Corse : “l’occasion manquée”
Pour les nationalistes à la tête de l’exécutif corse, la visite du président de la République sur l’île s’est soldée par une série de déceptions.
Manon Perelli
Pour les nationalistes à la tête de l’exécutif corse, la visite du président de la République sur l’île s’est soldée par une série de déceptions.
Il est 21h30 le 6 février, quand le président de la République quitte la collectivité de Corse, les ministres Gérard Collomb et Jacqueline Gourault dans son sillage, le 6 février. Arrivé dans la matinée à Ajaccio, Emmanuel Macron effectue son premier déplacement sur l’île et vient de rencontrer les dirigeants nationalistes. Gilles Simeoni, président du conseil exécutif, et Jean-Guy Talamoni, président de l’Assemblée de Corse, accusent le coup. Rien ne filtre sur cette séance de travail, mais les mines graves laissent supposer que le chef de l’Etat s’est montré intransigeant face aux revendications portées par la majorité territoriale. Plus tôt dans la journée, il a déjà balayé d’un revers de manche l’amnistie des “prisonniers politiques” lors de la commémoration de la mort du préfet Erignac. “La page ne peut être tournée, car elle est tâchée de sang”, a cinglé la veuve du préfet Dominique Erignac dans un moment de grande émotion, ajoutant : “il faut se souvenir qu’à travers Claude, c’est la République qu’on a voulu abattre. J’espère que la République ne faiblira jamais en Corse”.
Le lendemain, à Bastia, la crispation se lit sur les visages alors qu’Emmanuel Macron débute son discours sur la stratégie pour l’avenir de l’île. “Il n’y a pas de réussite de la Corse si l’Etat n’y tient pas son rôle”. Le ton est donné. Sur scène, dix drapeaux. Cinq français, cinq européens. Comme une réponse à toute velléité d’autonomie, le président rappelle que la nouvelle collectivité unique dispose déjà des compétences “les plus importantes de la France métropolitaine. Vous avez des leviers que nul autre avant vous n’a pu connaître”, lance-t-il à l’égard de Gilles Simeoni.
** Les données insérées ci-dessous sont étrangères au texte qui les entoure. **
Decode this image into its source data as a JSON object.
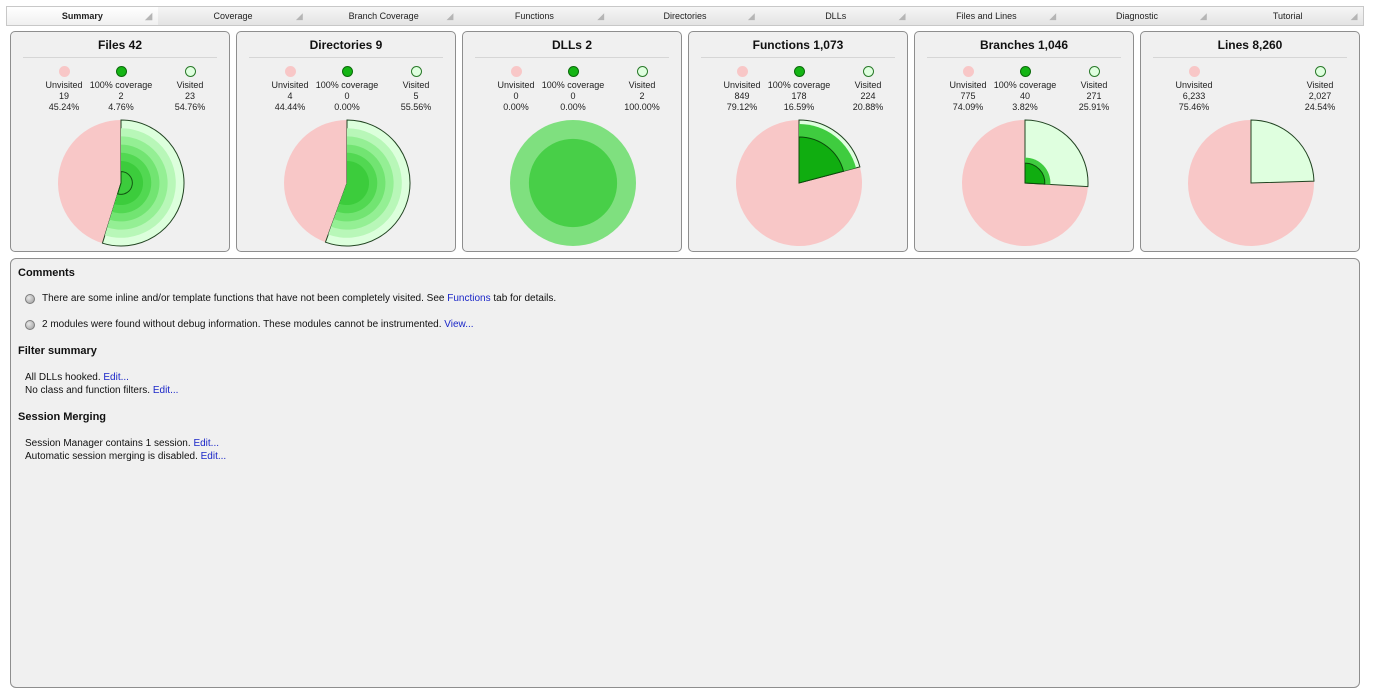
{
  "tabs": [
    {
      "label": "Summary",
      "active": true
    },
    {
      "label": "Coverage",
      "active": false
    },
    {
      "label": "Branch Coverage",
      "active": false
    },
    {
      "label": "Functions",
      "active": false
    },
    {
      "label": "Directories",
      "active": false
    },
    {
      "label": "DLLs",
      "active": false
    },
    {
      "label": "Files and Lines",
      "active": false
    },
    {
      "label": "Diagnostic",
      "active": false
    },
    {
      "label": "Tutorial",
      "active": false
    }
  ],
  "colors": {
    "unvisited": "#f8c7c7",
    "full": "#15b515",
    "visited": "#dfffdf",
    "link": "#1a26c8"
  },
  "cards": [
    {
      "title": "Files  42",
      "legend": [
        {
          "kind": "unvisited",
          "label": "Unvisited",
          "count": "19",
          "percent": "45.24%"
        },
        {
          "kind": "full",
          "label": "100% coverage",
          "count": "2",
          "percent": "4.76%"
        },
        {
          "kind": "visited",
          "label": "Visited",
          "count": "23",
          "percent": "54.76%"
        }
      ],
      "pie": {
        "unvisited": 0.4524,
        "full": 0.0476,
        "visited": 0.5476,
        "style": "sliced"
      }
    },
    {
      "title": "Directories  9",
      "legend": [
        {
          "kind": "unvisited",
          "label": "Unvisited",
          "count": "4",
          "percent": "44.44%"
        },
        {
          "kind": "full",
          "label": "100% coverage",
          "count": "0",
          "percent": "0.00%"
        },
        {
          "kind": "visited",
          "label": "Visited",
          "count": "5",
          "percent": "55.56%"
        }
      ],
      "pie": {
        "unvisited": 0.4444,
        "full": 0.0,
        "visited": 0.5556,
        "style": "sliced"
      }
    },
    {
      "title": "DLLs  2",
      "legend": [
        {
          "kind": "unvisited",
          "label": "Unvisited",
          "count": "0",
          "percent": "0.00%"
        },
        {
          "kind": "full",
          "label": "100% coverage",
          "count": "0",
          "percent": "0.00%"
        },
        {
          "kind": "visited",
          "label": "Visited",
          "count": "2",
          "percent": "100.00%"
        }
      ],
      "pie": {
        "unvisited": 0.0,
        "full": 0.0,
        "visited": 1.0,
        "style": "rings"
      }
    },
    {
      "title": "Functions  1,073",
      "legend": [
        {
          "kind": "unvisited",
          "label": "Unvisited",
          "count": "849",
          "percent": "79.12%"
        },
        {
          "kind": "full",
          "label": "100% coverage",
          "count": "178",
          "percent": "16.59%"
        },
        {
          "kind": "visited",
          "label": "Visited",
          "count": "224",
          "percent": "20.88%"
        }
      ],
      "pie": {
        "unvisited": 0.7912,
        "full": 0.1659,
        "visited": 0.2088,
        "style": "nested"
      }
    },
    {
      "title": "Branches  1,046",
      "legend": [
        {
          "kind": "unvisited",
          "label": "Unvisited",
          "count": "775",
          "percent": "74.09%"
        },
        {
          "kind": "full",
          "label": "100% coverage",
          "count": "40",
          "percent": "3.82%"
        },
        {
          "kind": "visited",
          "label": "Visited",
          "count": "271",
          "percent": "25.91%"
        }
      ],
      "pie": {
        "unvisited": 0.7409,
        "full": 0.0382,
        "visited": 0.2591,
        "style": "nested"
      }
    },
    {
      "title": "Lines  8,260",
      "legend": [
        {
          "kind": "unvisited",
          "label": "Unvisited",
          "count": "6,233",
          "percent": "75.46%"
        },
        {
          "kind": "visited",
          "label": "Visited",
          "count": "2,027",
          "percent": "24.54%"
        }
      ],
      "pie": {
        "unvisited": 0.7546,
        "full": 0.0,
        "visited": 0.2454,
        "style": "plain"
      }
    }
  ],
  "comments": {
    "title": "Comments",
    "item1": {
      "before": "There are some inline and/or template functions that have not been completely visited. See ",
      "link": "Functions",
      "after": " tab for details."
    },
    "item2": {
      "before": "2 modules were found without debug information. These modules cannot be instrumented. ",
      "link": "View..."
    }
  },
  "filter": {
    "title": "Filter summary",
    "line1": {
      "text": "All DLLs hooked. ",
      "link": "Edit..."
    },
    "line2": {
      "text": "No class and function filters. ",
      "link": "Edit..."
    }
  },
  "session": {
    "title": "Session Merging",
    "line1": {
      "text": "Session Manager contains 1 session. ",
      "link": "Edit..."
    },
    "line2": {
      "text": "Automatic session merging is disabled. ",
      "link": "Edit..."
    }
  }
}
Puis, dans un discours d’autorité, le chef de l’Etat s’attache à démonter, une à une, les demandes des nationalistes. Non au statut de résident, non à un statut fiscal, non à la co-officialité de la langue corse. Enfin, il lâche du lest et se dit favorable à une reconnaissance constitutionnelle. “Je respecte le souhait que la Corse soit mentionnée dans la Constitution. Je le prends comme une marque de confiance : c’est la volonté d’un ancrage fort dans la République”, souligne-t-il en se disant prêt à aller plus loin que l’article 72 et à reconnaître les spécificités de la Corse. Reste à préciser le cadre.
Douche froide
Le poing fermé tout au long de son propos, le président tente tout de même d’arrondir les angles. “Demeurer dans le giron de la République ce n’est pas perdre son âme ni son identité, c’est bénéficier de la solidarité nationale”, insiste-t-il en promettant que l’Etat s’engagera pleinement aux cotés de la collectivité. “Faire partie intégrante de la 5ème puissance du monde est un atout inouï, faites-en bonne usage”.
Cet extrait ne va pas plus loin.